The effect of sample size on dancing¶
The zebrafish sleep experiment had only about 20 samples, so maybe larger sample sizes will result in less extreme dancing of odds ratios and p-values. Let's do a numerical experiment to look at that. We will take 15, 20, 50, and 100 samples for our experimental "repeats" and investigate how the p-value and odds ratio varies.
n_new_data = 10000
n_samples = [15, 20, 50, 100]
odds = np.empty((n_new_data, len(n_samples)))

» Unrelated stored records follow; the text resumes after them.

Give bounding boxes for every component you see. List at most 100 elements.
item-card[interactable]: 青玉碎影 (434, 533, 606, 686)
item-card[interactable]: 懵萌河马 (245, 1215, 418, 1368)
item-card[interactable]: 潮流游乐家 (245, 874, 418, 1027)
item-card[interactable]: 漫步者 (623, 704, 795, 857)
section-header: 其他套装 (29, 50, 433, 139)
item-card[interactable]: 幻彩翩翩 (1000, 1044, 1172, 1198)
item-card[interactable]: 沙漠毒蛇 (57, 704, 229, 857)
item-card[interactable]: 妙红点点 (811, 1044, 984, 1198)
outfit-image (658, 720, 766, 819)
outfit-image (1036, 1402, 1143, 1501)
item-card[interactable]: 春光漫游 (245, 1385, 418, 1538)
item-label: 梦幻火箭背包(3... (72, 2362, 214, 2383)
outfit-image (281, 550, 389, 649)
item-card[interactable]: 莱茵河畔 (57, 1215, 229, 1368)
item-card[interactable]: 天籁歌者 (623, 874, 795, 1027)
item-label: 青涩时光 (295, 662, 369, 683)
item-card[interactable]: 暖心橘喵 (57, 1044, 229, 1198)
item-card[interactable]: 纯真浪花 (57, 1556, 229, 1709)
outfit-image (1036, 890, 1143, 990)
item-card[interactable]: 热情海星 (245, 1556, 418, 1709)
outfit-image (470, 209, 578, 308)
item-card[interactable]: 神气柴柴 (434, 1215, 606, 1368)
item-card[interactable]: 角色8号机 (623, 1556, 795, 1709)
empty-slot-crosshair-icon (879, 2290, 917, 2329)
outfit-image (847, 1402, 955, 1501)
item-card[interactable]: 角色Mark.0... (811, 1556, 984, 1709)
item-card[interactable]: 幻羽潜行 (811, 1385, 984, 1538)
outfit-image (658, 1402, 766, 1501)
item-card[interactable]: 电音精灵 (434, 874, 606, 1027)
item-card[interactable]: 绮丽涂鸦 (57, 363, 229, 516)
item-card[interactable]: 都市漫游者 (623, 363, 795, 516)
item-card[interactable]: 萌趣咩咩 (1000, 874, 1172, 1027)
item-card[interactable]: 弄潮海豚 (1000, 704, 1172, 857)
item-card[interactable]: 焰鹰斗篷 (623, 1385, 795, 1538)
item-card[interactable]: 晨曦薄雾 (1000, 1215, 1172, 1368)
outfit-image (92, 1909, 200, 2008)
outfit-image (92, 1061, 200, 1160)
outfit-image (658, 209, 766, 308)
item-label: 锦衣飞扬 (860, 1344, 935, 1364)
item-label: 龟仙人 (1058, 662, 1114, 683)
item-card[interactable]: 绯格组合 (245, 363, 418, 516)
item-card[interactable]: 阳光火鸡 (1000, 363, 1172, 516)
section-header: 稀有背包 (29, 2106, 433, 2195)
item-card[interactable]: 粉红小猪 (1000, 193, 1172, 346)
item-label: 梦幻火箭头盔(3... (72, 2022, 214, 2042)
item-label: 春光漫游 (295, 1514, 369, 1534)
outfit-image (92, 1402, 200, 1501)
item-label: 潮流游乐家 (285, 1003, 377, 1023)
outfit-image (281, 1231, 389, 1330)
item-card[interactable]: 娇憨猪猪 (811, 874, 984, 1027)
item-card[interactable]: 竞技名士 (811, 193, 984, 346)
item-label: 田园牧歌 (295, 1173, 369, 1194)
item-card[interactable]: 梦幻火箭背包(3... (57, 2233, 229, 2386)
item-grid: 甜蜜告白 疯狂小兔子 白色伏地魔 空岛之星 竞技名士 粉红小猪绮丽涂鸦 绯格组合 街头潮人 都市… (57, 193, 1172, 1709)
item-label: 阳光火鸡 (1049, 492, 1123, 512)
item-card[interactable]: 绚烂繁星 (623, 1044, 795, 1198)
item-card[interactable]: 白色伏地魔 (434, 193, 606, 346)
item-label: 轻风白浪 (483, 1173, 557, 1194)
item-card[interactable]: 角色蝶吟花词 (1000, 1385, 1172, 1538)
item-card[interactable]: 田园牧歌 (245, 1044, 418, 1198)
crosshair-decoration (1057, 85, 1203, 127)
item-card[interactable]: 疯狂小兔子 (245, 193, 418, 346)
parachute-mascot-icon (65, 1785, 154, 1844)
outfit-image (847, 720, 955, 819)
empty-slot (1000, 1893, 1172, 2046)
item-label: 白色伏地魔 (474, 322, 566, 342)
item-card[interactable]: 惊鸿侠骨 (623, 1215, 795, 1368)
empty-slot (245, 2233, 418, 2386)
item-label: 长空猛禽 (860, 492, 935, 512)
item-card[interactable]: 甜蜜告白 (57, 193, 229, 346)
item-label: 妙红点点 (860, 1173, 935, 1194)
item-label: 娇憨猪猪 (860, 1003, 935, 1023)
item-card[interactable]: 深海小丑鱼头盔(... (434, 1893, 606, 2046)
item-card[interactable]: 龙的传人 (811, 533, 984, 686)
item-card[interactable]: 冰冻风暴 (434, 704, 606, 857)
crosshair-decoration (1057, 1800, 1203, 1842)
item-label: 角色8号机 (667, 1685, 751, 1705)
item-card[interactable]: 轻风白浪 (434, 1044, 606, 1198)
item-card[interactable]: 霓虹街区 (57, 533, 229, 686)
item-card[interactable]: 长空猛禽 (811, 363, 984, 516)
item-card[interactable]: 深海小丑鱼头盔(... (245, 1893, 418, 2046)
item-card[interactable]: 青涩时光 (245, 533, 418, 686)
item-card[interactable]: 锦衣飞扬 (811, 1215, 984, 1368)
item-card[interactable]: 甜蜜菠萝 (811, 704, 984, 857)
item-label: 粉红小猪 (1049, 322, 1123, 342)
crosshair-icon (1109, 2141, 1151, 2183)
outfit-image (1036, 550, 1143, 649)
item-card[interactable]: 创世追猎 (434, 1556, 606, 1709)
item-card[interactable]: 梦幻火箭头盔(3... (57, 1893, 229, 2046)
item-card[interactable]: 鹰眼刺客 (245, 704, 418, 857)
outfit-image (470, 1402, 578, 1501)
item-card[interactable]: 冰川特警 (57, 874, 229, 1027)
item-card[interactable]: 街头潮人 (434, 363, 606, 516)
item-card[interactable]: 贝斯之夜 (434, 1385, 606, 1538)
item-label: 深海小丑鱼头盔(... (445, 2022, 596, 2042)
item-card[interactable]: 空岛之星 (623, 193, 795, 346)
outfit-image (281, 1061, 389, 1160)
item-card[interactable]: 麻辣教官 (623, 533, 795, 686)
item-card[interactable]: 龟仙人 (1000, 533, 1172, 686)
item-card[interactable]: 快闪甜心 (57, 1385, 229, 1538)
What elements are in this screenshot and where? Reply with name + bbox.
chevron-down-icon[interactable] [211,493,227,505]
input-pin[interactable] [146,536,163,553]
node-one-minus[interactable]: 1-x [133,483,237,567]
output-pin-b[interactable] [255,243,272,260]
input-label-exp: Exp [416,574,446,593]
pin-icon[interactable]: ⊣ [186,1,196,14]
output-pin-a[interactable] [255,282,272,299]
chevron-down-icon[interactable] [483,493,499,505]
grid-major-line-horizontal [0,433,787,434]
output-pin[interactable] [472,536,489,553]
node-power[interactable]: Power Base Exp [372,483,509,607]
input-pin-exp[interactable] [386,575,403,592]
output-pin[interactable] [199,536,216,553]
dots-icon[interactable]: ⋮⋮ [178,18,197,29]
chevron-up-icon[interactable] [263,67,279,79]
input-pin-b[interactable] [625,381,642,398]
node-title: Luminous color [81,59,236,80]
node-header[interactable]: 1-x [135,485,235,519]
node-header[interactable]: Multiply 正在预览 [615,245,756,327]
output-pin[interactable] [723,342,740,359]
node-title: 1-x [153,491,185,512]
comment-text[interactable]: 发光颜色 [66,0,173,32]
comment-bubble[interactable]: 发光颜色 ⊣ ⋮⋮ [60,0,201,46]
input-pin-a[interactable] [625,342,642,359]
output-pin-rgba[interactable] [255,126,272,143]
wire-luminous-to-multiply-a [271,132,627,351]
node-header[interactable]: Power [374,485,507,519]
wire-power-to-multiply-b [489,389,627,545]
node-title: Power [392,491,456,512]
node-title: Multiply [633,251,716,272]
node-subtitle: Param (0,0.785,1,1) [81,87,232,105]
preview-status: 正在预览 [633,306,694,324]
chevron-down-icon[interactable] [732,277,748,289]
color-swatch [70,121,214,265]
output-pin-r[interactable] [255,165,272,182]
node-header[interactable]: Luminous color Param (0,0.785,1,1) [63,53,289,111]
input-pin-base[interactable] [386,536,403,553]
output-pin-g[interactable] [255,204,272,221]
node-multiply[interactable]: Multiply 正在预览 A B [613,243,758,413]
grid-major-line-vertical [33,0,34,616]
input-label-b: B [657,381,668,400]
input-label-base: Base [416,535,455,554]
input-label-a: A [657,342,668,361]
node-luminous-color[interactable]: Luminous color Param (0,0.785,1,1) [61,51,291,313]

p_vals = np.empty((n_new_data, len(n_samples)))
# Do calcs!
for i in range(n_new_data):
for j, n in enumerate(n_samples):
# Generate new data
new_wt = new_data(mu_wt, sigma_wt, n)
new_mut = new_data(mu_mut, sigma_mut, n)
# Compute odds ratio
res = analyze_bayes(new_wt, new_mut)
odds[i,j] = np.exp(res['log_odds_ratio'])
# Compute p-value
p_vals[i,j] = st.ttest_ind(new_wt, new_mut, equal_var=False)[1]/2
We'll make a plot of the probability distribution of odds ratios.
# Set up figure
fig, ax = plt.subplots(2, 1)
for j, n in enumerate(n_samples):
x, y = bebi103.ecdf(odds[:,j])
ax[0].semilogx(x, y, '.', color=sns.color_palette('Reds')[j+2],
label='n = {0:d}'.format(n))
x, y = bebi103.ecdf(p_vals[:,j])
ax[1].semilogx(x, y, '.', color=sns.color_palette('Blues')[j+2],
label='n = {0:d}'.format(n),)
ax[0].set_xlabel('odds ratio')
ax[0].set_ylabel('CDF')
ax[0].legend(loc='upper left')
ax[0].margins(y=0.02)
ax[1].set_xlabel('p-value')
ax[1].set_ylabel('CDF')
ax[1].legend(loc='upper left')
ax[1].margins(y=0.02)
plt.tight_layout()
We see that even though both the odds ration and the p-value have large spreads as the number of samples increases, they also shift leftward. This is because small differences in samples can be discerned with large sample sized.
This little exercise in reproducibility tells use that because the p-values and odds ratios "dance", we had better be sure the bonfire around which they dance be far to the left. This suggests large $n$.
I would argue that doing a "dance of the odds ratio" analysis might not be a bad idea to do if you are trying to refute or support hypotheses. If a "repeat" of your experiment might give you an inconclusive odds ratio, you need to do more experiments.